After 14 years in civil war, Liberia faced a breakdown of infrastructure and basic needs. During this time, most of the data that contained information concerning functional water points was lost. As of 2005, two years after the end of the war, only half of the population had access to safe drinking water, as most water points were contaminated by fecal matter.
The World Bank is helping to improve the conditions in Liberia with a project that has cost around US$300,000 to create and is based on using data collection via an Android-based application. It is best explained by MobileActive.org as “an open-source, Android appplication that allows field workers to use mobile phones to document how well water pumps and sanitation points in the developing world are functioning, then transmit that data to create an online tagged map of target regions.”
Known as FLOW (Field Level Operations Watch), the application has three basic functionalities: data collection, data analysis, and visualisation. The developers of FLOW, Gallatin Systems, have provided back up and continue to adapt FLOW to the requirements of the project.
Data collection allows are digital storage, meaning that water locations can be surveyed and then added to the application. This also means that cell phones (which are more accessible to the majority of the population than a GPS device and a camera), can be utilised by more people in Liberia.
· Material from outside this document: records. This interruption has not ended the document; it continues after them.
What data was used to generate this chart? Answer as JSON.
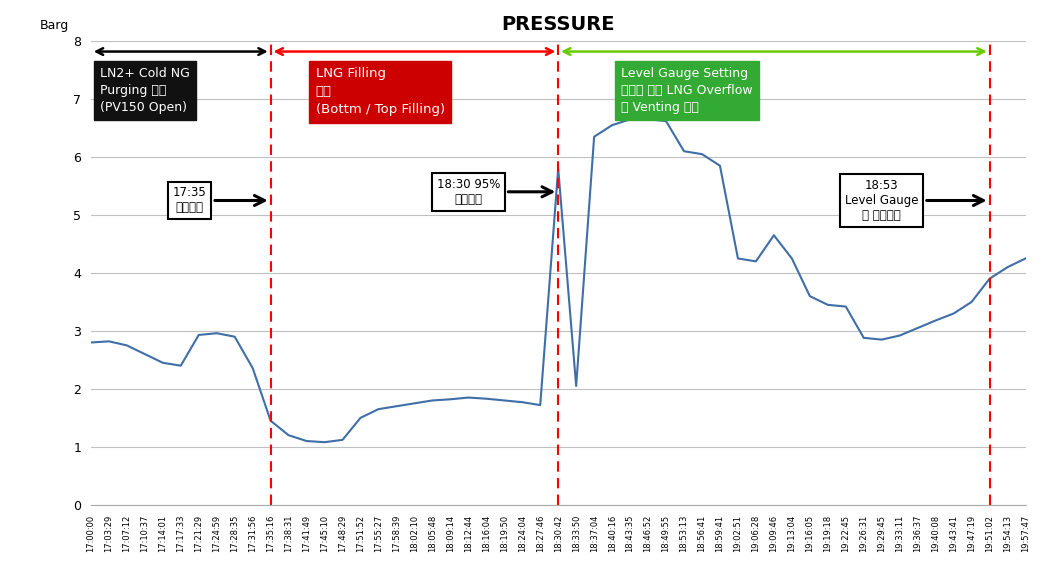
{
  "title": "PRESSURE",
  "ylabel": "Barg",
  "ylim": [
    0,
    8
  ],
  "yticks": [
    0,
    1,
    2,
    3,
    4,
    5,
    6,
    7,
    8
  ],
  "background_color": "#ffffff",
  "line_color": "#3F6EA8",
  "grid_color": "#c0c0c0",
  "xtick_labels": [
    "17:00:00",
    "17:03:29",
    "17:07:12",
    "17:10:37",
    "17:14:01",
    "17:17:33",
    "17:21:29",
    "17:24:59",
    "17:28:35",
    "17:31:56",
    "17:35:16",
    "17:38:31",
    "17:41:49",
    "17:45:10",
    "17:48:29",
    "17:51:52",
    "17:55:27",
    "17:58:39",
    "18:02:10",
    "18:05:48",
    "18:09:14",
    "18:12:44",
    "18:16:04",
    "18:19:50",
    "18:24:04",
    "18:27:46",
    "18:30:42",
    "18:33:50",
    "18:37:04",
    "18:40:16",
    "18:43:35",
    "18:46:52",
    "18:49:55",
    "18:53:13",
    "18:56:41",
    "18:59:41",
    "19:02:51",
    "19:06:28",
    "19:09:46",
    "19:13:04",
    "19:16:05",
    "19:19:18",
    "19:22:45",
    "19:26:31",
    "19:29:45",
    "19:33:11",
    "19:36:37",
    "19:40:08",
    "19:43:41",
    "19:47:19",
    "19:51:02",
    "19:54:13",
    "19:57:47"
  ],
  "pressure_data": [
    2.8,
    2.82,
    2.75,
    2.6,
    2.45,
    2.4,
    2.93,
    2.96,
    2.9,
    2.36,
    1.45,
    1.2,
    1.1,
    1.08,
    1.12,
    1.5,
    1.65,
    1.7,
    1.75,
    1.8,
    1.82,
    1.85,
    1.83,
    1.8,
    1.77,
    1.72,
    5.8,
    2.05,
    6.35,
    6.55,
    6.65,
    6.65,
    6.62,
    6.1,
    6.05,
    5.85,
    4.25,
    4.2,
    4.65,
    4.25,
    3.6,
    3.45,
    3.42,
    2.88,
    2.85,
    2.92,
    3.05,
    3.18,
    3.3,
    3.5,
    3.9,
    4.1,
    4.25
  ],
  "vline1_idx": 10,
  "vline2_idx": 26,
  "vline3_idx": 50,
  "box1_label": "LN2+ Cold NG\nPurging 구간\n(PV150 Open)",
  "box1_color": "#111111",
  "box1_text_color": "#ffffff",
  "box2_label": "LNG Filling\n구간\n(Bottm / Top Filling)",
  "box2_color": "#cc0000",
  "box2_text_color": "#ffffff",
  "box3_label": "Level Gauge Setting\n오류로 인한 LNG Overflow\n및 Venting 구간",
  "box3_color": "#33aa33",
  "box3_text_color": "#ffffff",
  "ann1_text": "17:35\n출전시작",
  "ann2_text": "18:30 95%\n출전완료",
  "ann3_text": "18:53\nLevel Gauge\n재 조정시점"
}
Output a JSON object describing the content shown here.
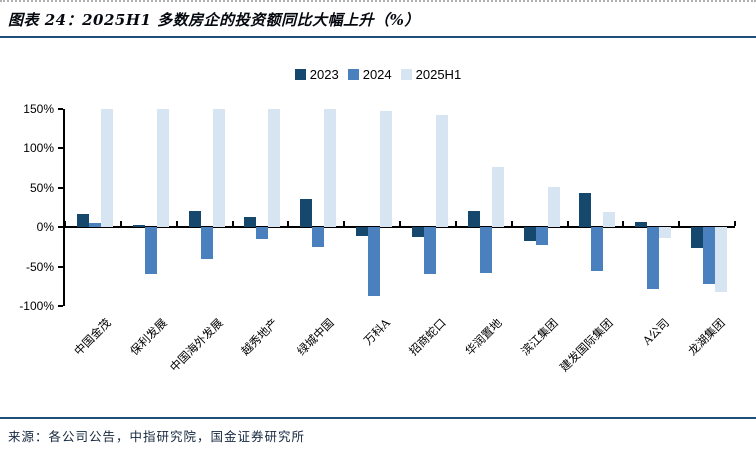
{
  "header": {
    "title": "图表 24：2025H1 多数房企的投资额同比大幅上升（%）"
  },
  "chart_data": {
    "type": "bar",
    "title": "2025H1 多数房企的投资额同比大幅上升（%）",
    "categories": [
      "中国金茂",
      "保利发展",
      "中国海外发展",
      "越秀地产",
      "绿城中国",
      "万科A",
      "招商蛇口",
      "华润置地",
      "滨江集团",
      "建发国际集团",
      "A公司",
      "龙湖集团"
    ],
    "series": [
      {
        "name": "2023",
        "color": "#16476D",
        "values": [
          17,
          3,
          21,
          13,
          36,
          -11,
          -12,
          21,
          -18,
          43,
          7,
          -26
        ]
      },
      {
        "name": "2024",
        "color": "#4A80BD",
        "values": [
          5,
          -60,
          -41,
          -15,
          -25,
          -87,
          -59,
          -58,
          -23,
          -55,
          -78,
          -72
        ]
      },
      {
        "name": "2025H1",
        "color": "#D7E4F2",
        "values": [
          150,
          150,
          150,
          150,
          150,
          148,
          143,
          76,
          51,
          19,
          -14,
          -82
        ]
      }
    ],
    "note": "2025H1 bars for the first five companies reach the 150% axis maximum (clipped at top of plot)",
    "xlabel": "",
    "ylabel": "",
    "ylim": [
      -100,
      150
    ],
    "yticks": [
      {
        "label": "150%",
        "value": 150
      },
      {
        "label": "100%",
        "value": 100
      },
      {
        "label": "50%",
        "value": 50
      },
      {
        "label": "0%",
        "value": 0
      },
      {
        "label": "-50%",
        "value": -50
      },
      {
        "label": "-100%",
        "value": -100
      }
    ],
    "grid": false,
    "legend_position": "top-center"
  },
  "source": {
    "text": "来源：各公司公告，中指研究院，国金证券研究所"
  },
  "colors": {
    "accent_rule": "#1F4E79",
    "axis": "#000000"
  }
}
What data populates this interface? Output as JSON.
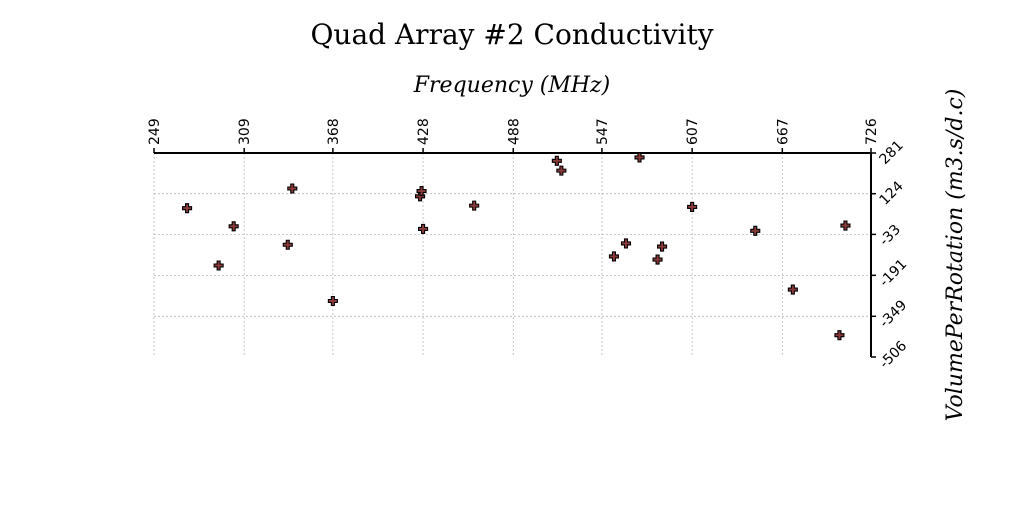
{
  "chart_data": {
    "type": "scatter",
    "title": "Quad Array #2 Conductivity",
    "xlabel": "Frequency (MHz)",
    "ylabel": "VolumePerRotation (m3.s/d.c)",
    "x_axis_position": "top",
    "y_axis_position": "right",
    "xlim": [
      249,
      726
    ],
    "ylim": [
      -506,
      281
    ],
    "x_ticks": [
      "249",
      "309",
      "368",
      "428",
      "488",
      "547",
      "607",
      "667",
      "726"
    ],
    "x_tick_values": [
      249,
      309,
      368,
      428,
      488,
      547,
      607,
      667,
      726
    ],
    "y_ticks": [
      "281",
      "124",
      "-33",
      "-191",
      "-349",
      "-506"
    ],
    "y_tick_values": [
      281,
      124,
      -33,
      -191,
      -349,
      -506
    ],
    "grid": true,
    "marker": "plus",
    "marker_color": "#8b3a3a",
    "marker_edge_color": "#000000",
    "points": [
      {
        "x": 271,
        "y": 68
      },
      {
        "x": 292,
        "y": -153
      },
      {
        "x": 302,
        "y": -2
      },
      {
        "x": 338,
        "y": -73
      },
      {
        "x": 341,
        "y": 144
      },
      {
        "x": 368,
        "y": -290
      },
      {
        "x": 426,
        "y": 114
      },
      {
        "x": 427,
        "y": 134
      },
      {
        "x": 428,
        "y": -12
      },
      {
        "x": 462,
        "y": 78
      },
      {
        "x": 517,
        "y": 251
      },
      {
        "x": 520,
        "y": 213
      },
      {
        "x": 555,
        "y": -118
      },
      {
        "x": 563,
        "y": -68
      },
      {
        "x": 572,
        "y": 264
      },
      {
        "x": 584,
        "y": -130
      },
      {
        "x": 587,
        "y": -80
      },
      {
        "x": 607,
        "y": 73
      },
      {
        "x": 649,
        "y": -19
      },
      {
        "x": 674,
        "y": -246
      },
      {
        "x": 705,
        "y": -422
      },
      {
        "x": 709,
        "y": 1
      }
    ]
  }
}
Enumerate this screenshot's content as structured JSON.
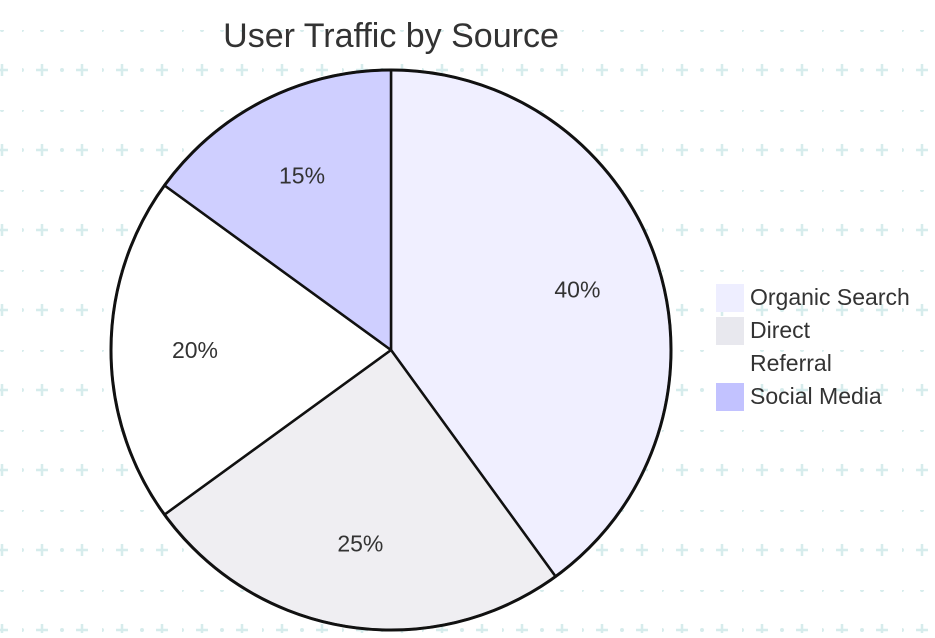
{
  "chart_data": {
    "type": "pie",
    "title": "User Traffic by Source",
    "categories": [
      "Organic Search",
      "Direct",
      "Referral",
      "Social Media"
    ],
    "values": [
      40,
      25,
      20,
      15
    ],
    "value_labels": [
      "40%",
      "25%",
      "20%",
      "15%"
    ],
    "colors": [
      "#f0efff",
      "#efeef2",
      "#ffffff",
      "#cfcfff"
    ],
    "legend_colors": [
      "#eeeeff",
      "#e8e8ee",
      "#ffffff",
      "#c2c2ff"
    ],
    "start_angle_deg": 0,
    "direction": "clockwise",
    "legend_position": "right",
    "background_pattern": "dotted-plus-grid"
  }
}
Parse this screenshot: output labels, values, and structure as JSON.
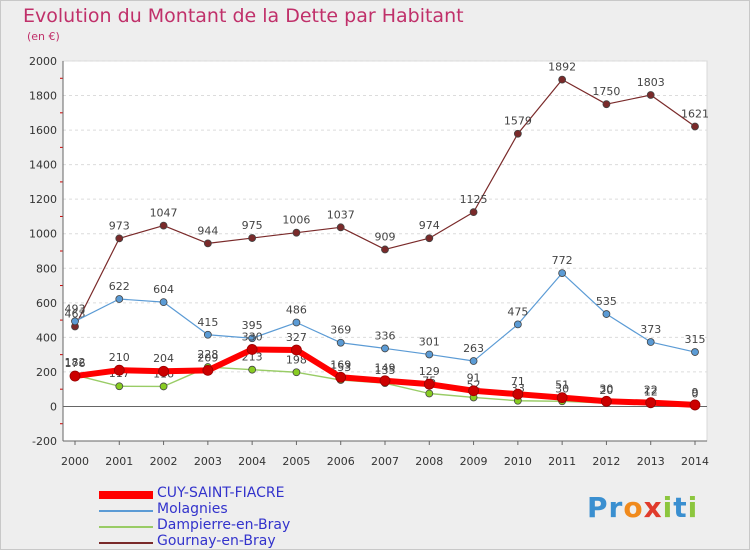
{
  "title": "Evolution du Montant de la Dette par Habitant",
  "subtitle": "(en €)",
  "logo": {
    "text": "Proxiti",
    "letters": [
      "P",
      "r",
      "o",
      "x",
      "i",
      "t",
      "i"
    ],
    "colors": [
      "#3a8fd0",
      "#3a8fd0",
      "#f08a1c",
      "#e03b2c",
      "#8cc63e",
      "#3a8fd0",
      "#8cc63e"
    ]
  },
  "chart_data": {
    "type": "line",
    "title": "Evolution du Montant de la Dette par Habitant",
    "ylabel": "(en €)",
    "xlabel": "",
    "x": [
      "2000",
      "2001",
      "2002",
      "2003",
      "2004",
      "2005",
      "2006",
      "2007",
      "2008",
      "2009",
      "2010",
      "2011",
      "2012",
      "2013",
      "2014"
    ],
    "ylim": [
      -200,
      2000
    ],
    "yticks": [
      "-200",
      "0",
      "200",
      "400",
      "600",
      "800",
      "1000",
      "1200",
      "1400",
      "1600",
      "1800",
      "2000"
    ],
    "grid": "horizontal",
    "legend_position": "bottom-left",
    "series": [
      {
        "name": "Gournay-en-Bray",
        "color": "#7a2a2a",
        "width": 1.2,
        "values": [
          463,
          973,
          1047,
          944,
          975,
          1006,
          1037,
          909,
          974,
          1125,
          1579,
          1892,
          1750,
          1803,
          1621
        ],
        "labels": [
          "463",
          "973",
          "1047",
          "944",
          "975",
          "1006",
          "1037",
          "909",
          "974",
          "1125",
          "1579",
          "1892",
          "1750",
          "1803",
          "1621"
        ]
      },
      {
        "name": "Molagnies",
        "color": "#5b9bd5",
        "width": 1.2,
        "values": [
          493,
          622,
          604,
          415,
          395,
          486,
          369,
          336,
          301,
          263,
          475,
          772,
          535,
          373,
          315
        ],
        "labels": [
          "493",
          "622",
          "604",
          "415",
          "395",
          "486",
          "369",
          "336",
          "301",
          "263",
          "475",
          "772",
          "535",
          "373",
          "315"
        ]
      },
      {
        "name": "Dampierre-en-Bray",
        "color": "#99cc66",
        "width": 1.4,
        "values": [
          182,
          117,
          116,
          228,
          213,
          198,
          153,
          135,
          75,
          52,
          33,
          30,
          20,
          12,
          0
        ],
        "labels": [
          "182",
          "117",
          "116",
          "228",
          "213",
          "198",
          "153",
          "135",
          "75",
          "52",
          "33",
          "30",
          "20",
          "12",
          "0"
        ]
      },
      {
        "name": "CUY-SAINT-FIACRE",
        "color": "#ff0000",
        "width": 6,
        "values": [
          176,
          210,
          204,
          209,
          330,
          327,
          169,
          149,
          129,
          91,
          71,
          51,
          30,
          22,
          9
        ],
        "labels": [
          "176",
          "210",
          "204",
          "209",
          "330",
          "327",
          "169",
          "149",
          "129",
          "91",
          "71",
          "51",
          "30",
          "22",
          "9"
        ]
      }
    ]
  },
  "legend": [
    {
      "name": "CUY-SAINT-FIACRE",
      "color": "#ff0000",
      "thickness": 8
    },
    {
      "name": "Molagnies",
      "color": "#5b9bd5",
      "thickness": 2
    },
    {
      "name": "Dampierre-en-Bray",
      "color": "#99cc66",
      "thickness": 2
    },
    {
      "name": "Gournay-en-Bray",
      "color": "#7a2a2a",
      "thickness": 2
    }
  ]
}
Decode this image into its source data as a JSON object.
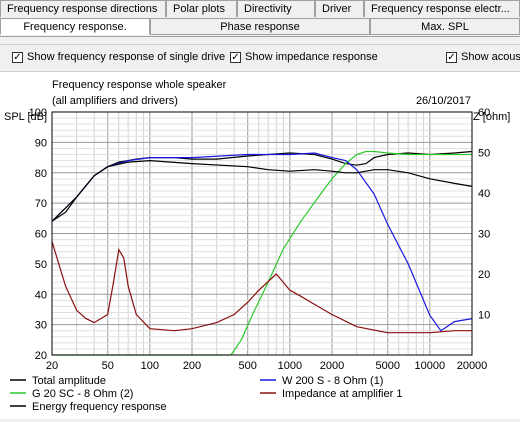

Data analysis means that the data can be stored in an online database, and then downloaded as needed. FLOW can also perform statistical analysis, and generate charts and graphs.
Visualisation shows a map of water points which can be clicked on individually, displaying more information. Pictures also allow for people to see the actual spot where the water is, so they know what to recognise when in the area. The images are accompanied with vital facts such as quantity and quality of the water at that site.
The training that is needed to use the Android application is quicker than the training need for the water point surveying. Yet the biggest limitation encountered was the battery life on the smartphones, as there was inconsistent electricity to charge them. This was temporarily corrected with battery powered cell phone chargers. Most of the data was then stored on the devices and uploaded online upon returning to the headquarters, using computers. Despite the challenges faced by The World Bank, it has still managed to provide necessary information to the masses which will contribute to build Liberia’s journey back to stability.